Each year, more than 50 million tons of plastic
resin (the raw material used to make plastic products) are produced
in North America alone; a record high of 57.5 million tons was
produced in 2004, according to the American Plastics Council. The
U.S. Environmental Protection Agency reports that in 2003, of the
26.7 million tons of plastic that made it into the municipal waste
stream, less than four percent (1.4 million tons) was recycled.

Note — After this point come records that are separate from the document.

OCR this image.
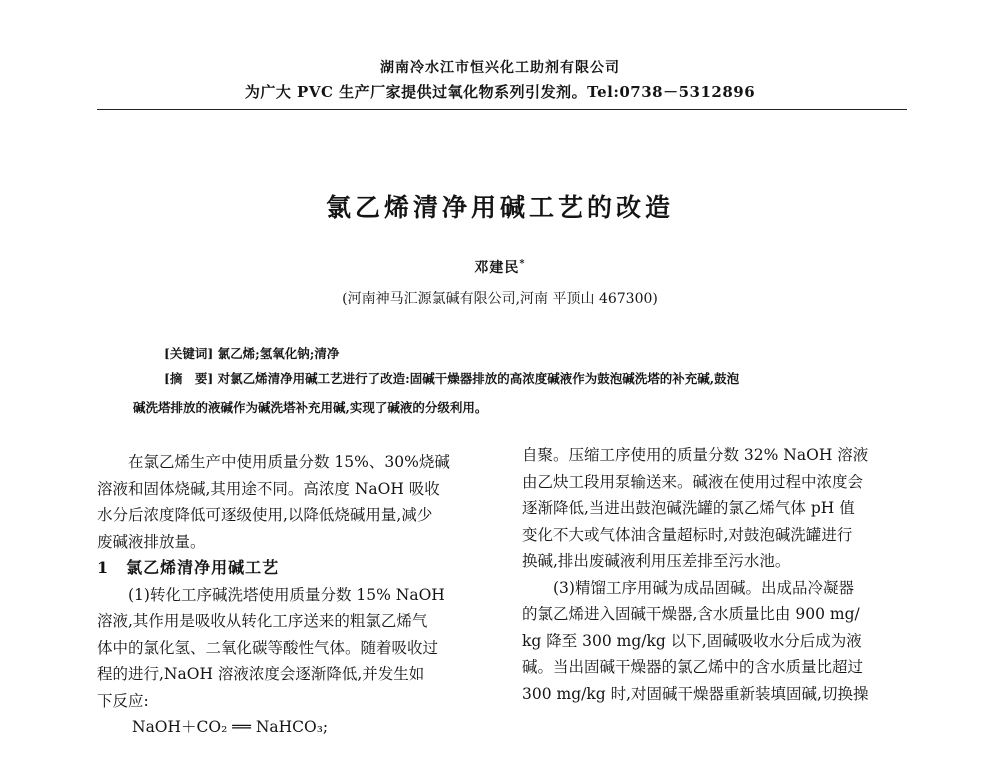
湖南冷水江市恒兴化工助剂有限公司
为广大 PVC 生产厂家提供过氧化物系列引发剂。Tel:0738－5312896
氯乙烯清净用碱工艺的改造
邓建民*
(河南神马汇源氯碱有限公司,河南 平顶山 467300)
[关键词] 氯乙烯;氢氧化钠;清净
[摘　要] 对氯乙烯清净用碱工艺进行了改造:固碱干燥器排放的高浓度碱液作为鼓泡碱洗塔的补充碱,鼓泡
碱洗塔排放的液碱作为碱洗塔补充用碱,实现了碱液的分级利用。

在氯乙烯生产中使用质量分数 15%、30%烧碱

溶液和固体烧碱,其用途不同。高浓度 NaOH 吸收

水分后浓度降低可逐级使用,以降低烧碱用量,减少

废碱液排放量。

1　氯乙烯清净用碱工艺

(1)转化工序碱洗塔使用质量分数 15% NaOH

溶液,其作用是吸收从转化工序送来的粗氯乙烯气

体中的氯化氢、二氧化碳等酸性气体。随着吸收过

程的进行,NaOH 溶液浓度会逐渐降低,并发生如

下反应:

NaOH＋CO₂ ══ NaHCO₃;

自聚。压缩工序使用的质量分数 32% NaOH 溶液

由乙炔工段用泵输送来。碱液在使用过程中浓度会

逐渐降低,当进出鼓泡碱洗罐的氯乙烯气体 pH 值

变化不大或气体油含量超标时,对鼓泡碱洗罐进行

换碱,排出废碱液利用压差排至污水池。

(3)精馏工序用碱为成品固碱。出成品冷凝器

的氯乙烯进入固碱干燥器,含水质量比由 900 mg/

kg 降至 300 mg/kg 以下,固碱吸收水分后成为液

碱。当出固碱干燥器的氯乙烯中的含水质量比超过

300 mg/kg 时,对固碱干燥器重新装填固碱,切换操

The amount is growing all the time, in part because
of a phenomenal increase in plastic packaging, particularly disposable
single-use containers. "People are consuming more of everything,
they're consuming more stuff on the go, and for many of those products,
plastic has become the packaging of choice because it's lightweight
and durable," says Pat Franklin, executive director of the Container
Recycling Institute. For example, about 3.3 billion small (less than
two liters) units of non-sparkling water--a product that essentially
didn't exist before the 1990s--were sold in the United States in
1997 (the first year for which figures are available), mostly in
plastic bottles. By 2003, more than six times that much was sold
and now, Franklin estimates, around 25 billion plastic bottles of
water are purchased in this country in a year. That's an eight-fold
increase in less than ten years.
Online purchases are another growing source of plastic
waste. Businesses that ship products directly to customers, rather
than in bulk to stores, use more protective material and filler,
according to Fritz Yambrach, professor of packaging science at the
Rochester Institute of Technology.
An unknown, but significant, amount of the plastic
produced never makes it to the landfill or the recycling plant, landing
as trash along roadways, in parks, on beaches, and in the ocean.

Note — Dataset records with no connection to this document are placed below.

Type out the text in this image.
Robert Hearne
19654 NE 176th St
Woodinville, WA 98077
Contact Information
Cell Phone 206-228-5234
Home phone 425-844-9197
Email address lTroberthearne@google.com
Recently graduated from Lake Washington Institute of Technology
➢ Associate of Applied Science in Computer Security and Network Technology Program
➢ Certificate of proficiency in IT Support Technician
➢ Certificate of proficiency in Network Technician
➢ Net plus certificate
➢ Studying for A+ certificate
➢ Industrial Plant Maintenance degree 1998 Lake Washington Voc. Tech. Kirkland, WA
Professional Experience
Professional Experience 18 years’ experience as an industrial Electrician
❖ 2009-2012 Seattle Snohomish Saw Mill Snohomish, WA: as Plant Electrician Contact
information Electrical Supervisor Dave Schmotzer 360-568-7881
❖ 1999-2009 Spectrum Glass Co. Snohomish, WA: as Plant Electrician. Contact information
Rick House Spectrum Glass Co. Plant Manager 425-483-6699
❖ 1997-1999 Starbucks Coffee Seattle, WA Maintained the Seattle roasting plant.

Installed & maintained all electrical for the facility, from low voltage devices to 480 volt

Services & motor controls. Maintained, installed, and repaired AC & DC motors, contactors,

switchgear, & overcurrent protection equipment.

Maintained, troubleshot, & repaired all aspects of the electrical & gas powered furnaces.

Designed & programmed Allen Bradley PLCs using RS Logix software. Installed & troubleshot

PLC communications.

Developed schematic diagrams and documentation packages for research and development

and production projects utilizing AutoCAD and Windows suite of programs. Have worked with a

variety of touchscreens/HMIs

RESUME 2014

A sizeable amount never even makes it into products: Algalita's Moore
estimates that fully ten percent of the microplastic loose in the
environment comes from the tiny pellets used to make plastic goods.
Commonly called "nurdles" (legend has it they were named
years ago by southern California lifeguards), these pellets are the
most common contaminant found on Orange County beaches, Moore says.

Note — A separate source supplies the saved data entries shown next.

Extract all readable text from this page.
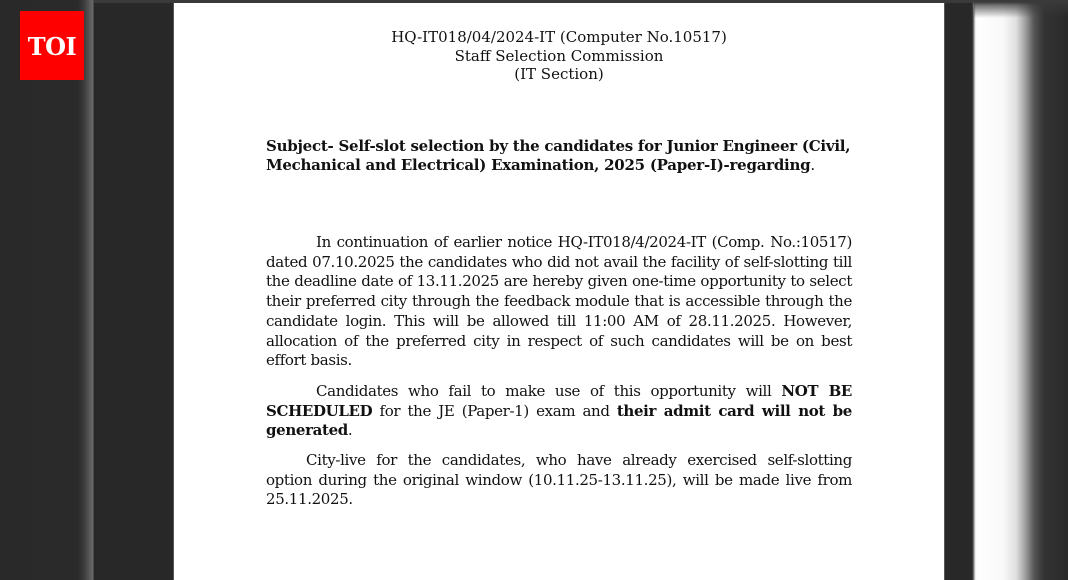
TOI	HQ-IT018/04/2024-IT (Computer No.10517)
Staff Selection Commission
(IT Section)
Subject- Self-slot selection by the candidates for Junior Engineer (Civil, Mechanical and Electrical) Examination, 2025 (Paper-I)-regarding.
In continuation of earlier notice HQ-IT018/4/2024-IT (Comp. No.:10517) dated 07.10.2025 the candidates who did not avail the facility of self-slotting till the deadline date of 13.11.2025 are hereby given one-time opportunity to select their preferred city through the feedback module that is accessible through the candidate login. This will be allowed till 11:00 AM of 28.11.2025. However, allocation of the preferred city in respect of such candidates will be on best effort basis.
Candidates who fail to make use of this opportunity will NOT BE SCHEDULED for the JE (Paper-1) exam and their admit card will not be generated.
City-live for the candidates, who have already exercised self-slotting option during the original window (10.11.25-13.11.25), will be made live from 25.11.2025.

In three days of testing in 2005, Algalita collected 236 million
pellets from the Los Angeles and San Gabriel rivers. Algalita has
been working with some plastics manufacturers in southern California
to identify where they're losing pellets and what they can do to
stop the loss.
Sixty to 80 percent of all marine debris--any manmade,
solid material that ends up in coastal waters, estuaries, and oceans--worldwide
is plastic. Some comes from spills at sea: containers falling off
cargo ships, waste thrown overboard from passenger and commercial
ships, and gear lost from fishing boats. Plastic pellets can come
from containers lost at sea, but many are lost during transport on
land or at industrial facilities and make their way into streams
and waterways. According to the EPA, 80 percent of marine debris
is from land-based sources, including landfills along the coast,
urban runoff and stormwater overflows, and beach litter.